An owner is the user or group identified in a path through the "ownership path prefix" (u/<user> or g/<group>). An owner always has write permission over the entity.

Groups

Groups have a name and a set of members. They are inspired by unix groups:

  • Members are always users
  • Users can be members of multiple groups

Groups can own entities: the ownership path prefix of those entities are of the form g/<group> and can be granted or shared read or write permissions to entities.

Members of a group have permissions to act on behalf of a group. Groups themselves are permissioned such that only admin and users with write permission on the group name can add or remove users from a group. Being a member of a group does not grant write permission on the group itself.

The 'all' Group

The all group is a special group that automatically contains all users of a workspace.

Permissions and ACL

Windmill includes fine-grained ACL by default for all kind of pathable entities:

Every entity is writable by their owner and readable by none others except when being shared specifically to other groups and users. An entity can be shared in read-only or read+write mode. Write mode implicitly contains read permission. The write mode enables to delete, rename and change the sharing of an entity so be careful with whom you share with in write mode.

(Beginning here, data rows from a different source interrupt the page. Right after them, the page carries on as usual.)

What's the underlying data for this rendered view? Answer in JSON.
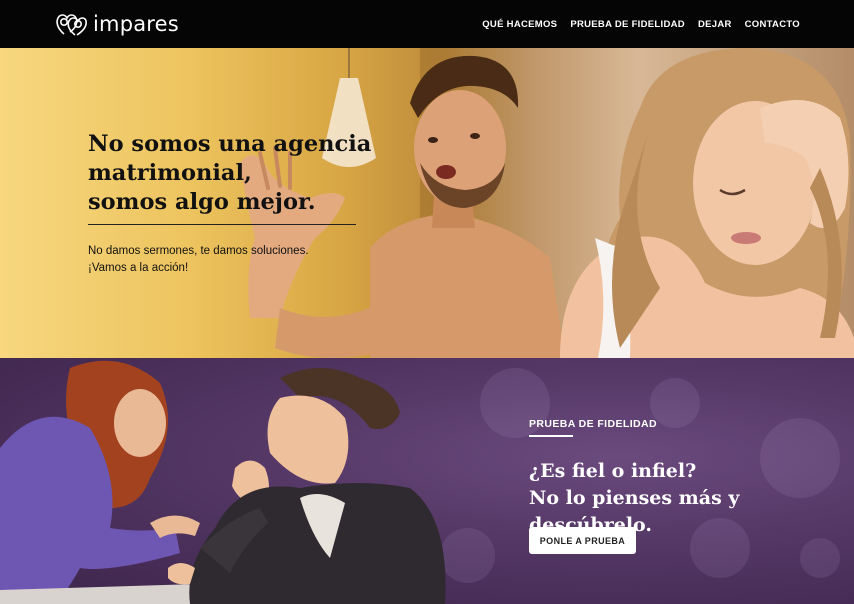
{
  "header": {
    "logo_text": "impares",
    "nav": [
      {
        "label": "QUÉ HACEMOS"
      },
      {
        "label": "PRUEBA DE FIDELIDAD"
      },
      {
        "label": "DEJAR"
      },
      {
        "label": "CONTACTO"
      }
    ]
  },
  "hero": {
    "title": "No somos una agencia\nmatrimonial,\nsomos algo mejor.",
    "subtitle": "No damos sermones, te damos soluciones.\n¡Vamos a la acción!"
  },
  "fidelity": {
    "label": "PRUEBA DE FIDELIDAD",
    "title": "¿Es fiel o infiel?\nNo lo pienses más y descúbrelo.",
    "button_label": "PONLE A PRUEBA"
  },
  "colors": {
    "header_bg": "#050505",
    "hero_bg": "#edc45f",
    "section_bg": "#533664",
    "button_bg": "#ffffff"
  },
  "icons": {
    "logo": "intertwined-hearts-icon"
  }
}
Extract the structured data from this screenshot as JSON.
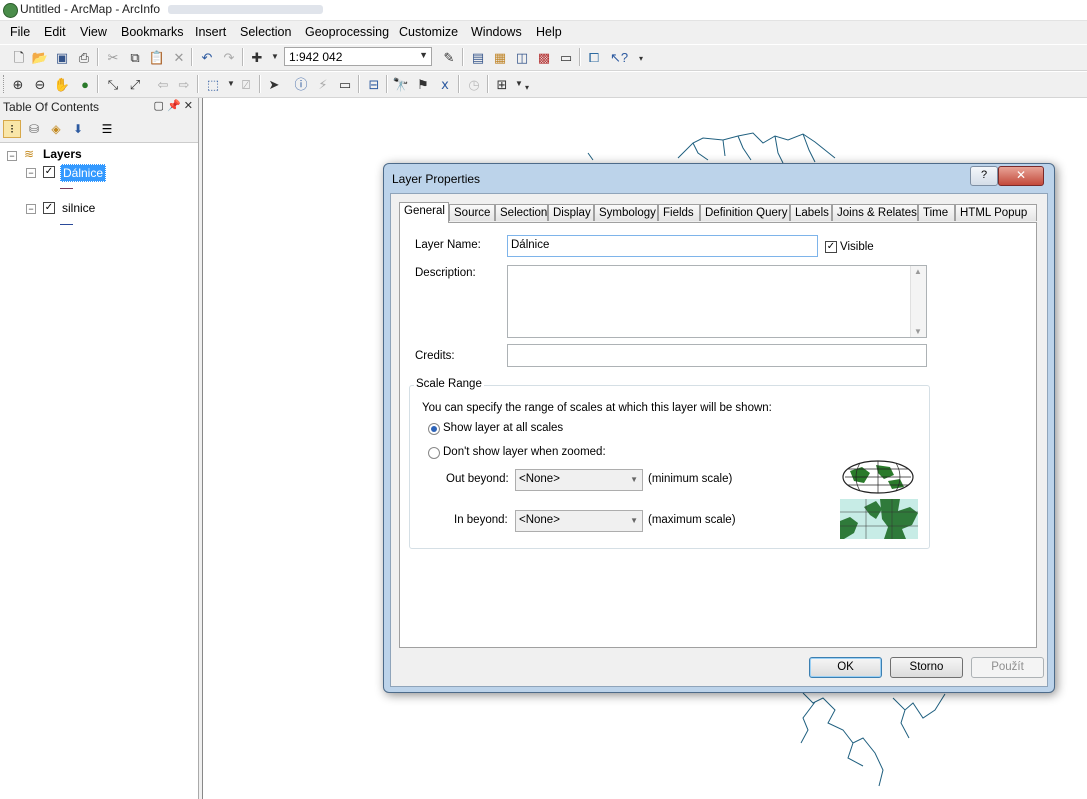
{
  "window": {
    "title": "Untitled - ArcMap - ArcInfo"
  },
  "menu": [
    "File",
    "Edit",
    "View",
    "Bookmarks",
    "Insert",
    "Selection",
    "Geoprocessing",
    "Customize",
    "Windows",
    "Help"
  ],
  "toolbar": {
    "scale_value": "1:942 042"
  },
  "toc": {
    "title": "Table Of Contents",
    "root": "Layers",
    "layers": [
      {
        "name": "Dálnice",
        "checked": true,
        "selected": true,
        "symbol_color": "#7a3a5a"
      },
      {
        "name": "silnice",
        "checked": true,
        "selected": false,
        "symbol_color": "#2a4a9a"
      }
    ]
  },
  "map": {
    "feature_color": "#1f5f7f"
  },
  "dialog": {
    "title": "Layer Properties",
    "help_glyph": "?",
    "close_glyph": "✕",
    "tabs": [
      "General",
      "Source",
      "Selection",
      "Display",
      "Symbology",
      "Fields",
      "Definition Query",
      "Labels",
      "Joins & Relates",
      "Time",
      "HTML Popup"
    ],
    "active_tab": "General",
    "general": {
      "layer_name_label": "Layer Name:",
      "layer_name_value": "Dálnice",
      "visible_label": "Visible",
      "visible_checked": true,
      "description_label": "Description:",
      "description_value": "",
      "credits_label": "Credits:",
      "credits_value": "",
      "scale_range_title": "Scale Range",
      "scale_range_hint": "You can specify the range of scales at which this layer will be shown:",
      "option_all_scales": "Show layer at all scales",
      "option_zoomed": "Don't show layer when zoomed:",
      "selected_option": "all",
      "out_beyond_label": "Out beyond:",
      "out_beyond_value": "<None>",
      "out_beyond_note": "(minimum scale)",
      "in_beyond_label": "In beyond:",
      "in_beyond_value": "<None>",
      "in_beyond_note": "(maximum scale)"
    },
    "buttons": {
      "ok": "OK",
      "cancel": "Storno",
      "apply": "Použít"
    }
  }
}
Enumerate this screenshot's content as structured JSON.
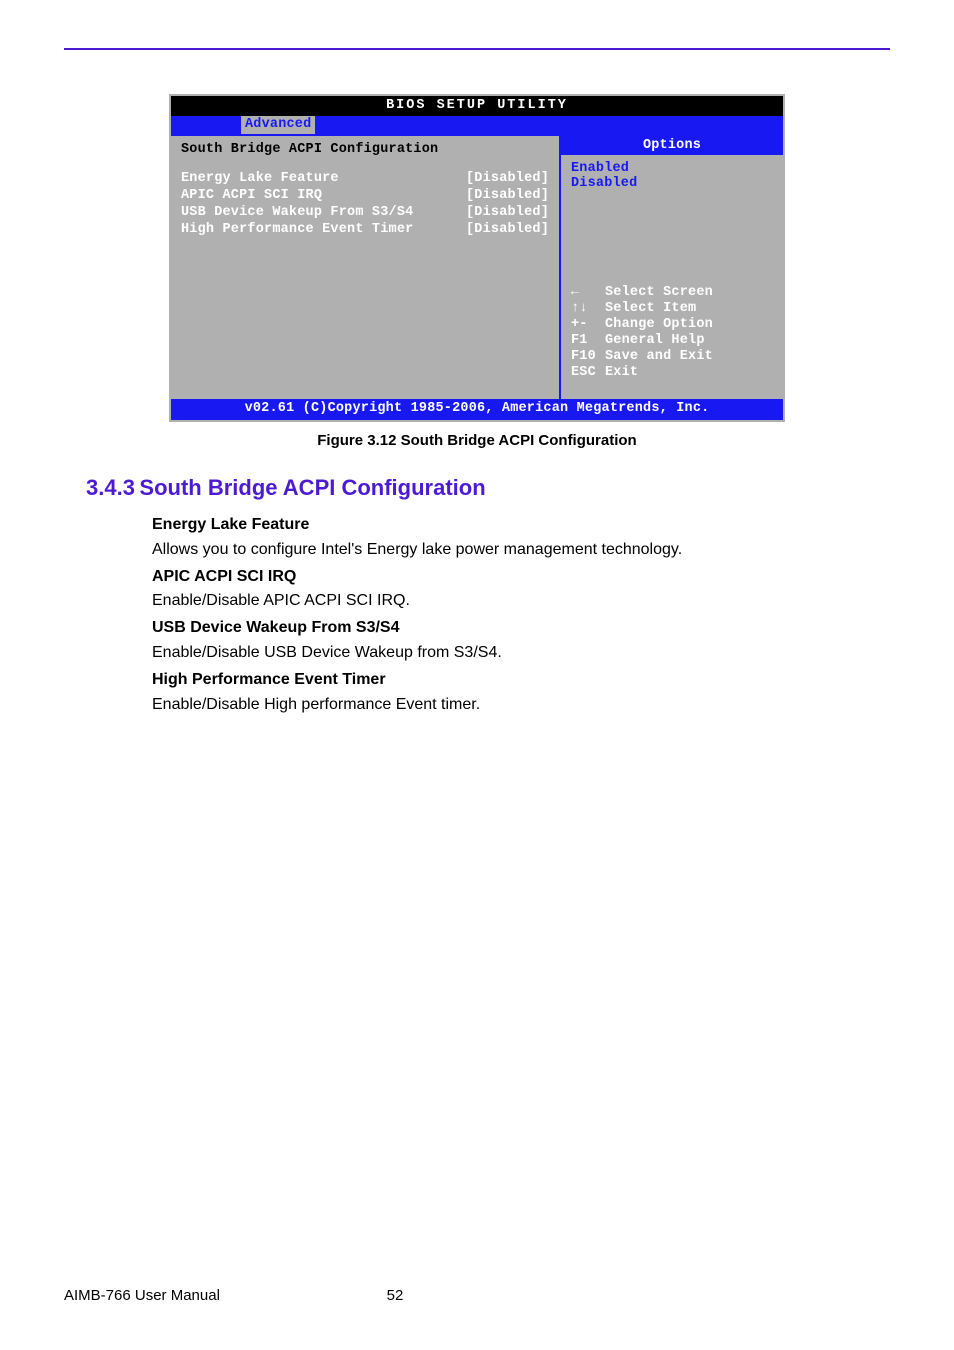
{
  "bios": {
    "title": "BIOS SETUP UTILITY",
    "tab": "Advanced",
    "section_title": "South Bridge ACPI Configuration",
    "items": [
      {
        "label": "Energy Lake Feature",
        "value": "[Disabled]"
      },
      {
        "label": "APIC ACPI SCI IRQ",
        "value": "[Disabled]"
      },
      {
        "label": "USB Device Wakeup From S3/S4",
        "value": "[Disabled]"
      },
      {
        "label": "High Performance Event Timer",
        "value": "[Disabled]"
      }
    ],
    "options_header": "Options",
    "options": [
      "Enabled",
      "Disabled"
    ],
    "keys": [
      {
        "k": "←",
        "d": "Select Screen"
      },
      {
        "k": "↑↓",
        "d": "Select Item"
      },
      {
        "k": "+-",
        "d": "Change Option"
      },
      {
        "k": "F1",
        "d": "General Help"
      },
      {
        "k": "F10",
        "d": "Save and Exit"
      },
      {
        "k": "ESC",
        "d": "Exit"
      }
    ],
    "footer": "v02.61 (C)Copyright 1985-2006, American Megatrends, Inc."
  },
  "caption": "Figure 3.12 South Bridge ACPI Configuration",
  "heading_num": "3.4.3",
  "heading_title": "South Bridge ACPI Configuration",
  "desc": [
    {
      "h": "Energy Lake Feature",
      "p": "Allows you to configure Intel's Energy lake power management technology."
    },
    {
      "h": "APIC ACPI SCI IRQ",
      "p": "Enable/Disable APIC ACPI SCI IRQ."
    },
    {
      "h": "USB Device Wakeup From S3/S4",
      "p": "Enable/Disable USB Device Wakeup from S3/S4."
    },
    {
      "h": "High Performance Event Timer",
      "p": "Enable/Disable High performance Event timer."
    }
  ],
  "footer_left": "AIMB-766 User Manual",
  "footer_page": "52"
}
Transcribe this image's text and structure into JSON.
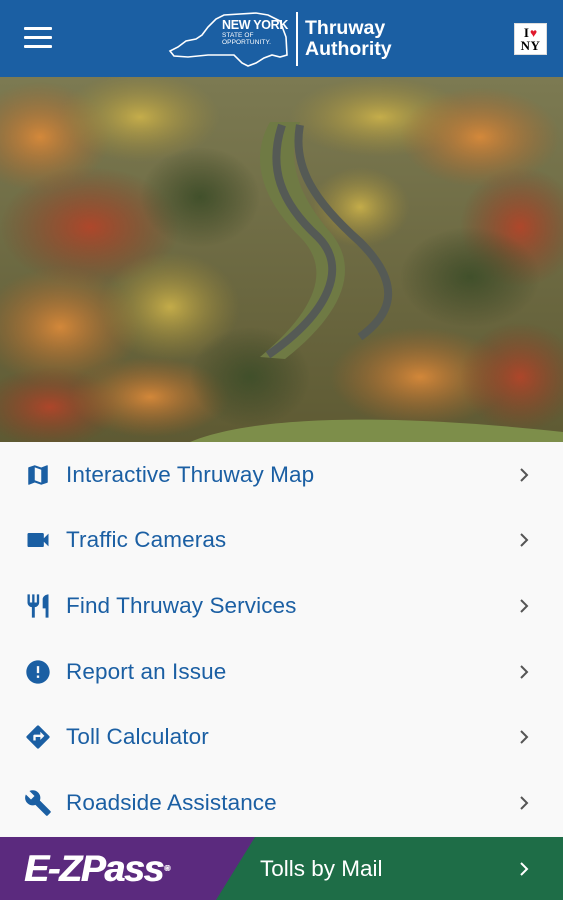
{
  "header": {
    "logo_big": "NEW YORK",
    "logo_small_1": "STATE OF",
    "logo_small_2": "OPPORTUNITY.",
    "title_line1": "Thruway",
    "title_line2": "Authority",
    "badge_top": "I",
    "badge_bottom": "NY"
  },
  "menu": {
    "items": [
      {
        "label": "Interactive Thruway Map",
        "icon": "map-icon"
      },
      {
        "label": "Traffic Cameras",
        "icon": "video-camera-icon"
      },
      {
        "label": "Find Thruway Services",
        "icon": "restaurant-icon"
      },
      {
        "label": "Report an Issue",
        "icon": "alert-icon"
      },
      {
        "label": "Toll Calculator",
        "icon": "directions-icon"
      },
      {
        "label": "Roadside Assistance",
        "icon": "wrench-icon"
      }
    ]
  },
  "bottom": {
    "ezpass_label": "E-ZPass",
    "ezpass_tm": "®",
    "tolls_label": "Tolls by Mail"
  },
  "colors": {
    "header_bg": "#1b5fa3",
    "accent_text": "#1b5fa3",
    "ezpass_purple": "#5b2a7e",
    "tolls_green": "#1e6d47",
    "list_bg": "#f9f9f9"
  }
}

Admins of a workspace ignore all ACLs and can read and write over everything.

Audit Log

Every operation, and actions that have side-effects (so every action except getting or listing entities) have a log attached to them which contains the user at the origin of the operation and some metadata specific to the kind of operation. Every kind of audit log has a hierarchical operation name attached to them. Admins of a workspace can see the audit logs of every users of a workspace. Simple users can only see their own audit logs. Audit logs have different retention policy depending on the plan your team is on.